Para um dia especial, lembrei-me de contar a história de uma mulher com valor:
Nasceu em Bogotá, em 25 de Dezembro de 1961, filha de um Ex-Senador e Ex-Embaixador Colombiano, e de uma Ex-Miss Colômbia. Viveu em Paris durante boa parte da sua juventude, onde estudou Ciências Políticas e onde teve dois filhos do seu primeiro casamento. Por ser uma mulher de convicções, voltou à Colômbia em 1989 e em 1990 trabalhava para o Ministério das Finanças da Colômbia, tendo abandonado a profissão para se entregar à política.
Uma mulher que sentiu que devia fazer alguma coisa pelo seu país, e por isso, lutou contra a corrupção e tráfico de drogas, e abraçou causas ambientais. Em 1998, concorreu a Senadora e ganhou. Foi durante esse mandato que começou a receber ameaças de morte por parte de uma organização militar desconhecida. Como qualquer mulher que também é mãe, onde os filhos estão num plano superior, enviou-os para Nova Zelândia, longe dos perigos. Escreveu um livro que se intitulava “La Rage au Coeur” (Raiva no coração), que sofreu censura na Colômbia, por conter críticas e acusações contra o antigo presidente Samper, mas como mulher determinada, publicou-o em França.
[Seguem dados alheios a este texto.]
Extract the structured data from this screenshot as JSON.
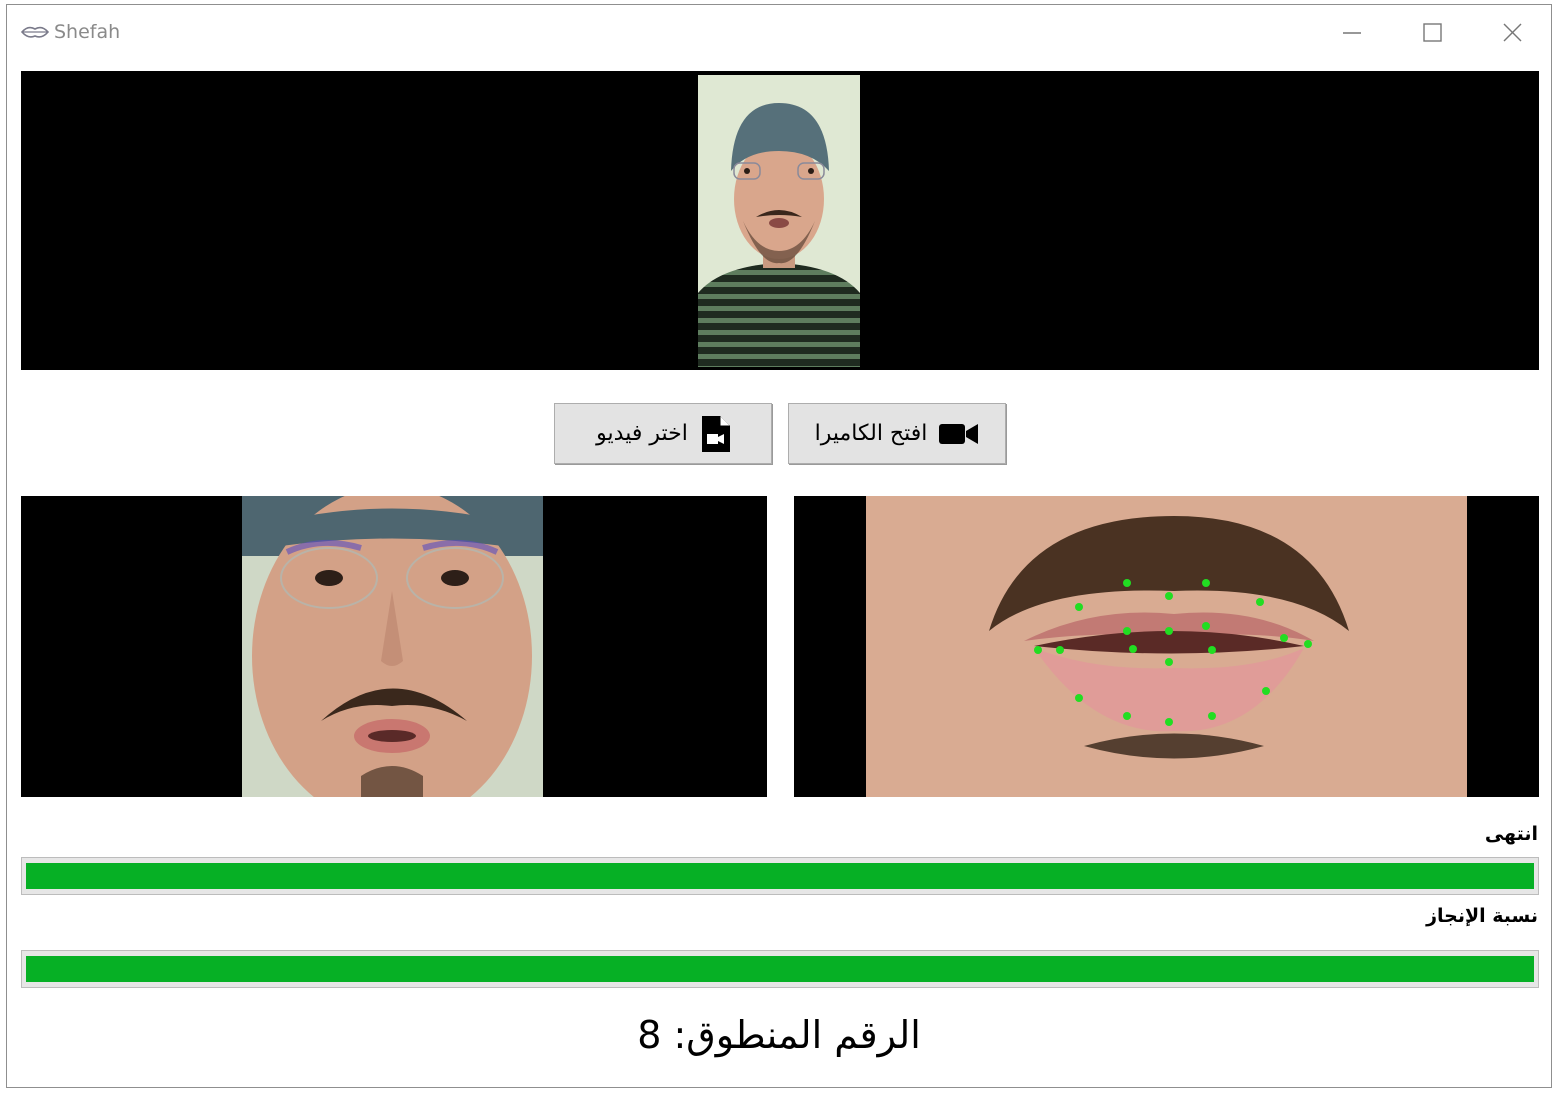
{
  "window": {
    "title": "Shefah",
    "icon": "lips-icon",
    "controls": [
      "minimize-icon",
      "maximize-icon",
      "close-icon"
    ]
  },
  "buttons": {
    "choose_video": {
      "label": "اختر فيديو",
      "icon": "file-video-icon"
    },
    "open_camera": {
      "label": "افتح الكاميرا",
      "icon": "video-camera-icon"
    }
  },
  "progress": {
    "status_label": "انتهى",
    "status_value": 1.0,
    "completion_label": "نسبة الإنجاز",
    "completion_value": 1.0,
    "fill_color": "#06b025"
  },
  "result": {
    "label": "الرقم المنطوق:",
    "value": "8"
  }
}
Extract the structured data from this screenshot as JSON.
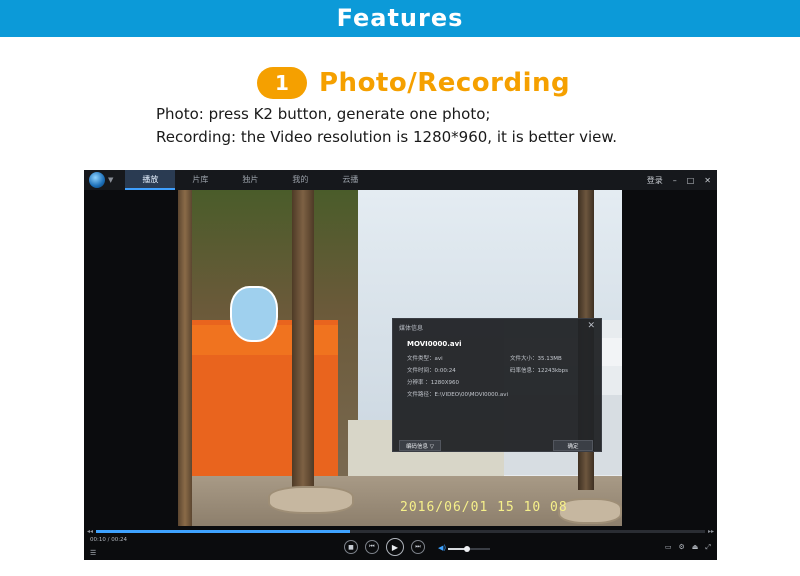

Foi raptada pelo grupo, Forças Armadas Revolucionárias da Colômbia, em 23 de Fevereiro de 2002, enquanto fazia campanha para eleições, tendo sido resgatada em 2 de Julho de 2008, pelo exército colombiano, sob o pretexto de uma inspecção humanitária, juntamente com 14 reféns. Esteve em cativeiro durante 2.323 dias, e não foi esse facto que a fez abandonar as suas convicções. Ela é Íngrid Betancourt Pulecio, senadora e activista anticorrupção franco-colombiana.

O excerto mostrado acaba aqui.